What is our problem? How come we’re constantly battling our fears—fear of rejection, fear of failure, fear of success, fear of commitment, fear of punishment, fear of error, fear of controversy, fear of criticism, fear of prejudice, fear of stereotype, fear of fear, and every other imaginable fear?

Always a Reason
No matter what we attempt in this life, we’ll always find reasons to be afraid of it. But fear is completely manmade, fabricated by knowing just enough to realize our knowledge is inadequate. When we fear, we trust what little we know instead of trusting God, Who knows everything. We grab the map and the steering wheel, leaving Him in a cloud of our dust. We use what little we’ve got instead of relying on all He’s given us. Solomon famously left us this advice:

Trust in the LORD with all your heart and lean not on your own 
understanding; in all your ways acknowledge him, and he will 
make your paths straight. (Proverbs 3.5-6)

God and Fear

Paul told Timothy, the young evangelist he mentored, our fear doesn’t come from God. It’s alien to His nature. He can’t give us a spirit of fear because He has none to give. Instead, He gives us the best He’s got: power, love, and self-discipline (or sound reasoning).

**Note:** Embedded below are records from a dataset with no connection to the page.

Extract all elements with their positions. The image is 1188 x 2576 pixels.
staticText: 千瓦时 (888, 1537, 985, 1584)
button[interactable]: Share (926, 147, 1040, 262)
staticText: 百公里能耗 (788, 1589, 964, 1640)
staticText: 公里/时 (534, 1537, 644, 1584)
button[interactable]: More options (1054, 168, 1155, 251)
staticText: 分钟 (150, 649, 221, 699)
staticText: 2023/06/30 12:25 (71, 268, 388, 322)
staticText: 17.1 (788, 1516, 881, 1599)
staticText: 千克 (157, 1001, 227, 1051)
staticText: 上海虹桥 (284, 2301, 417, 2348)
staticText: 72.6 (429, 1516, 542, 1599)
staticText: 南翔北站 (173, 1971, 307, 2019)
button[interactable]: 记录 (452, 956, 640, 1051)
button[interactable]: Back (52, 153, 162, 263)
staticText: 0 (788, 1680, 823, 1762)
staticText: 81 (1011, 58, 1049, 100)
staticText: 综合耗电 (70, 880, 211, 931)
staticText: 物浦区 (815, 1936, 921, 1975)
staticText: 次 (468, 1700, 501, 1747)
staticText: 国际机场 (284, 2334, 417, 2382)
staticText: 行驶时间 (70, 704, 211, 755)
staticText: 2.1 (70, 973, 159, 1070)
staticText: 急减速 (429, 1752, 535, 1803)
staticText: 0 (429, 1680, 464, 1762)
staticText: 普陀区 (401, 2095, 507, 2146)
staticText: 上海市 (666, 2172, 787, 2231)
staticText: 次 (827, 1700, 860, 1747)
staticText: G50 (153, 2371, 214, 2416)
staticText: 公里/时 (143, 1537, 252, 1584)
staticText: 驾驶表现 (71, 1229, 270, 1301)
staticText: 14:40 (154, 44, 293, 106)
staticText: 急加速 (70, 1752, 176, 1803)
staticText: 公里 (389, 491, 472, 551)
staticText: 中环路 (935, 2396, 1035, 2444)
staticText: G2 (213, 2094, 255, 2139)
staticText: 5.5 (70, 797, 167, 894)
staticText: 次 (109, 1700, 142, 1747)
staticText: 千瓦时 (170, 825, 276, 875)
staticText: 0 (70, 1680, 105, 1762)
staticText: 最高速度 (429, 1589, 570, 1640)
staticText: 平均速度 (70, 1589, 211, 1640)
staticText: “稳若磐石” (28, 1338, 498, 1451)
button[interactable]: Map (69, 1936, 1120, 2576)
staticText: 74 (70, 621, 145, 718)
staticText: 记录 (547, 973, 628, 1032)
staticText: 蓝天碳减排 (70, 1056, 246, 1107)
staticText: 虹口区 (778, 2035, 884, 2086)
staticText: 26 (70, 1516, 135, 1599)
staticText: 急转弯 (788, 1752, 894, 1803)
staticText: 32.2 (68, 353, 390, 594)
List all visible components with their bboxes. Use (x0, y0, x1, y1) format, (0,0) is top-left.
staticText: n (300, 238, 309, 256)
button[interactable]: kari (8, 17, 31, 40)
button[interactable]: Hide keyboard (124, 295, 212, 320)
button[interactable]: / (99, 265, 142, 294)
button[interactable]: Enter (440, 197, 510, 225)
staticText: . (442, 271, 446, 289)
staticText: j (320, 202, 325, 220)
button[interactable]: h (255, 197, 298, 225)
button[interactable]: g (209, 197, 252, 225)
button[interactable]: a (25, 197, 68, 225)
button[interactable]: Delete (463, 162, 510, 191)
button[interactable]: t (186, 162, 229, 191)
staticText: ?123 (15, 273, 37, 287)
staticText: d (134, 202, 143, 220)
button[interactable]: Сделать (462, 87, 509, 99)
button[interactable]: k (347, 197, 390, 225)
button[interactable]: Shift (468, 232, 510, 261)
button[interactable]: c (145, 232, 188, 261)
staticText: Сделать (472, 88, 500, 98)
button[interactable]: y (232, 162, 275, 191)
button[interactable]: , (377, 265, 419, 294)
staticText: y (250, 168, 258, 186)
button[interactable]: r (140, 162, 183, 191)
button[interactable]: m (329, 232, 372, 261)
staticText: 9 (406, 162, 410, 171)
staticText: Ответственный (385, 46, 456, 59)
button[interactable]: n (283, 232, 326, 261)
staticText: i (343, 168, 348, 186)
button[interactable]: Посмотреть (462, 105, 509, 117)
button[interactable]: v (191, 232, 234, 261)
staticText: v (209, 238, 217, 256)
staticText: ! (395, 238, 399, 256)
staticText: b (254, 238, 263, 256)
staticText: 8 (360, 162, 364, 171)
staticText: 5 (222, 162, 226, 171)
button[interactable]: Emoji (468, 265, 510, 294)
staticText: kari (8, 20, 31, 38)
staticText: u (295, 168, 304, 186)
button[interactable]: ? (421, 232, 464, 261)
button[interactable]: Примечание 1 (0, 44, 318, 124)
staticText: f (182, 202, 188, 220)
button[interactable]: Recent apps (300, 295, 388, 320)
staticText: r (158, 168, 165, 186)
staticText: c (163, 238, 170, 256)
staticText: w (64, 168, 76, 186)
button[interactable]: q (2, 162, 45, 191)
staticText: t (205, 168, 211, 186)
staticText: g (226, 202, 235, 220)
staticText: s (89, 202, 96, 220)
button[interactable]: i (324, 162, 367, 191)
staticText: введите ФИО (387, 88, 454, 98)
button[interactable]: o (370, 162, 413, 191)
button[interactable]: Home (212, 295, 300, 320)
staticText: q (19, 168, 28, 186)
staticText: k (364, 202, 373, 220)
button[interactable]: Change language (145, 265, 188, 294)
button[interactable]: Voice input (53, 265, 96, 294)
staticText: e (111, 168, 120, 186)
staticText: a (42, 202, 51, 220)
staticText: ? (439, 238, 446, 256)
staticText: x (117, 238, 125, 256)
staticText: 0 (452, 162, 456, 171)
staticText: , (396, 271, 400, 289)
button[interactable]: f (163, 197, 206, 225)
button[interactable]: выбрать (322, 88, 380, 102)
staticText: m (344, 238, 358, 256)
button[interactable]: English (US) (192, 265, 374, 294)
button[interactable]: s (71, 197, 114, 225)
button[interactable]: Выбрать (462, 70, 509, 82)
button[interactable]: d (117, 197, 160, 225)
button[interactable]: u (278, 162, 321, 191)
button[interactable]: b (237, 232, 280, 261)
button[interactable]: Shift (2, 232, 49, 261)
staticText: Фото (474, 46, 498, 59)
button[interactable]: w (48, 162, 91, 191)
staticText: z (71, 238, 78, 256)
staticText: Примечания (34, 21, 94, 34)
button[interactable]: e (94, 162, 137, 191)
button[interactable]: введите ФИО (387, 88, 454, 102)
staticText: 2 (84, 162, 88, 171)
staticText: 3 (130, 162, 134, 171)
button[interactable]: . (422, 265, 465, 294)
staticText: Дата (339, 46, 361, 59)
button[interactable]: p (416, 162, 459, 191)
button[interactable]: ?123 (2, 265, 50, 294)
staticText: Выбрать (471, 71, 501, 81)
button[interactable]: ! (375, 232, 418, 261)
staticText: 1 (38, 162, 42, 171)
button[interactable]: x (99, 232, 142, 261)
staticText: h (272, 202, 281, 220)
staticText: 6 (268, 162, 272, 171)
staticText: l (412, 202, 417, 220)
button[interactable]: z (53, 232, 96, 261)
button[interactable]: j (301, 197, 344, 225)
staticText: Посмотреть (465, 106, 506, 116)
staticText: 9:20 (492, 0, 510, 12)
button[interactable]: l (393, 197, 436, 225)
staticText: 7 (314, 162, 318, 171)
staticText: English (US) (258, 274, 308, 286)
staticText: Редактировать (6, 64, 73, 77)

With those attributes at work in our lives, there’s simply no logical excuse to be afraid of anything.

His power supersedes our limited capabilities and influence; His love changes how we view and approach our situations; His self-discipline teaches us to be patient and productive. He tells us not to fear. If that's not good enough for us, we’ve got bigger problems than whatever has us feeling so intimidated in the first place. We think we fear how or why we might fail when, in reality, it’s already happened. Fear doesn’t prevent failure. Fear is failure.

Fear in action: closing one's eyes to God's love, power, and sound thinking.